Паульхен тоже не заставил себя долго ждать. Нервно съежив плечи, он маленькими шажками вышел из своей каморки, обставленной светлой мебелью. На нем был теплый светло-желтый домашний костюм с гвоздикой в петлице. Быстро и немного вбок поклонился он перед новым приятелем фрейлейн Франциски. Протянутая им рука была прохладна и легка. «Очень приятно», – сказал он очень высоким, почти писклявым голосом и пугливо поджал тщательно напомаженный женский рот. Его лицо, заботливо ухоженное всяческими водами и эссенциями, было белесое, как молоко. И пустое. Такого лица Андреас еще никогда не видел. Глаза блекло и пугливо смотрели с этого лица на Андреаса. «Ну вот, теперь нам будет хорошо втроем», – сказал Паульхен и дернул плечом.
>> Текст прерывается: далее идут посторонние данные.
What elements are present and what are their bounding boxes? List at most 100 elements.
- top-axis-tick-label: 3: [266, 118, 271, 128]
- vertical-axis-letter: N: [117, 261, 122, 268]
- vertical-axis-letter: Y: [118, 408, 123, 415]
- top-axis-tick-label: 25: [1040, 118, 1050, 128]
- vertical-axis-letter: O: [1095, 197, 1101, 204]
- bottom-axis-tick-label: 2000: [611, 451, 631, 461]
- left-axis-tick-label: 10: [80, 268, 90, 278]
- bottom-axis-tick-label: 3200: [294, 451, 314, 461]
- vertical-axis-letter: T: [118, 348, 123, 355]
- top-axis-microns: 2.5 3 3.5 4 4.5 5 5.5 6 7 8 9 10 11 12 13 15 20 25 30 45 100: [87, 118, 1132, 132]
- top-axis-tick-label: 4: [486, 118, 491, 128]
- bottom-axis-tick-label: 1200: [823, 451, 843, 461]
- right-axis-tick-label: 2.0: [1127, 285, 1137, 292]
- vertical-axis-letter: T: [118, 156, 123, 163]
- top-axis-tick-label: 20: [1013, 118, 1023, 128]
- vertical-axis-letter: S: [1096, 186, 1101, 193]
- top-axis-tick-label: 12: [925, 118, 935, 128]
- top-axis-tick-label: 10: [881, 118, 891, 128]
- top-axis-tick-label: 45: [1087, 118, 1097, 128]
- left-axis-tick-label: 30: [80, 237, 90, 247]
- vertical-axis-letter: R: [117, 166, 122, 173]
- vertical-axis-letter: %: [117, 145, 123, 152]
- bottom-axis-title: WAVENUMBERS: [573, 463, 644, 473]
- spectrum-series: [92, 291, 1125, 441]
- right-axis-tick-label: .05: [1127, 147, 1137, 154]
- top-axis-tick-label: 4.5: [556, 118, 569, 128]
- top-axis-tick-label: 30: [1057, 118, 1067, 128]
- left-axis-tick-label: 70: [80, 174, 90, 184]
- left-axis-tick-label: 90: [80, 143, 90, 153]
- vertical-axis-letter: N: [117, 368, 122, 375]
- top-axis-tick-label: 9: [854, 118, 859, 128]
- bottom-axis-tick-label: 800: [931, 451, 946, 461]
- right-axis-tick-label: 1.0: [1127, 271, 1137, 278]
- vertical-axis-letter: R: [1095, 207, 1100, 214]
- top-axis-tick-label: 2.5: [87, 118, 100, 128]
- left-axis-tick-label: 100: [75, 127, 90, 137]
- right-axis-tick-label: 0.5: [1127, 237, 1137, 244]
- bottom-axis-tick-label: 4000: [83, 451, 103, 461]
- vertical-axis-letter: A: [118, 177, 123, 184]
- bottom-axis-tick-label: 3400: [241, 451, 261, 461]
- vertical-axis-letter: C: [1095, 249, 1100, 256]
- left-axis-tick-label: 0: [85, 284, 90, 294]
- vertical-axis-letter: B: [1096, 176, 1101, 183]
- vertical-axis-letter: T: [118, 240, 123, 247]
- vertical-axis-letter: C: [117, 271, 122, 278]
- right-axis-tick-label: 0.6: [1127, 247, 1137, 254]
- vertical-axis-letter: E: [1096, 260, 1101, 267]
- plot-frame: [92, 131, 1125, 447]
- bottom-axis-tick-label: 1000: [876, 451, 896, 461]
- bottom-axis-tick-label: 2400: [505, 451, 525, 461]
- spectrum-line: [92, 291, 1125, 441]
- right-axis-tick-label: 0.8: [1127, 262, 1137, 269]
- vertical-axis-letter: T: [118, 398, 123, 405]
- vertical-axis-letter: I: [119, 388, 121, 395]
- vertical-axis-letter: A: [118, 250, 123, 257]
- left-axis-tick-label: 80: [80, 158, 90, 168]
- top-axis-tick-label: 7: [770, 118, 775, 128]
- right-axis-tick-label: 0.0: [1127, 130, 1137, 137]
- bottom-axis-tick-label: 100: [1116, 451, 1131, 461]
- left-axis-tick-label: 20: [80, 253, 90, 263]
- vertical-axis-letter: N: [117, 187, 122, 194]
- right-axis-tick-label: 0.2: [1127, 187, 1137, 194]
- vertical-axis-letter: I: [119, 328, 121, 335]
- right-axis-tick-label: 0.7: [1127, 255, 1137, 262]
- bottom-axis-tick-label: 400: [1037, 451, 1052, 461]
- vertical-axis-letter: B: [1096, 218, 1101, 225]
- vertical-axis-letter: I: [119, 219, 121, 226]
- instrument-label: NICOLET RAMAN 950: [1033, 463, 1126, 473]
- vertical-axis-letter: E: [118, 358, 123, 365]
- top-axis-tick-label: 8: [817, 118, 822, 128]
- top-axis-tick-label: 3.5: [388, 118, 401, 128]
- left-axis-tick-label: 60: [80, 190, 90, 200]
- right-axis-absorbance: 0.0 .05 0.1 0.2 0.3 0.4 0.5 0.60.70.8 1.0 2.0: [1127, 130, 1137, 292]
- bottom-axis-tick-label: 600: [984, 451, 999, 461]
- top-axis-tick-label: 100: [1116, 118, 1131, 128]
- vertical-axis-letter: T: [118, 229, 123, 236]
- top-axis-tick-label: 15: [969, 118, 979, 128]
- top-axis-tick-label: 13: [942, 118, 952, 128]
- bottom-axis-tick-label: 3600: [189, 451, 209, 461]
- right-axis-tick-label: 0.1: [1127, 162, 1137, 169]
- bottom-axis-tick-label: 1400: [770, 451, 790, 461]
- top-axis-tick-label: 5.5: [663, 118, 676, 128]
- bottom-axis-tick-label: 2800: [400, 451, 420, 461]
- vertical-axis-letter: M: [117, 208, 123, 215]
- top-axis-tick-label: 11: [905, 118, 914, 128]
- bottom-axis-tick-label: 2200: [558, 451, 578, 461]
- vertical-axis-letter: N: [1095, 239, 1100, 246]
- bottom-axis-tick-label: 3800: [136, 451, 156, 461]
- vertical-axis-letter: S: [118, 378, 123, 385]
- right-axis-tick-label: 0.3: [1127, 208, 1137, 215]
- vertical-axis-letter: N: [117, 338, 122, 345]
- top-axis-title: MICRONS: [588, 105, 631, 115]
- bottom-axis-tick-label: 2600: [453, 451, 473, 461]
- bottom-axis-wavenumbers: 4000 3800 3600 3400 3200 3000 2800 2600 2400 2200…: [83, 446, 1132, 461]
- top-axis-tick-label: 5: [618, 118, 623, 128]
Фрейлейн Лиза тоже представилась: «Занимаюсь художественным ремеслом». Худощавая блондинка с чуточку жесткими горящими глазами улыбалась Андреасу. Ее руки скрывались в глубоких карманах зеленого шерстяного жакета, и она двигалась, как те заносчивые женщины, которые много занимаются спортом, – жеманно и вместе с тем по-мальчишески. Впрочем, за этим скрывалось то, чем она занималась, причем занималась с жадностью: высокими материями теософической и антропософической школы. Днем же она мастерила танцующие морковки из шерсти и кособокие раскрашенные бутылочки.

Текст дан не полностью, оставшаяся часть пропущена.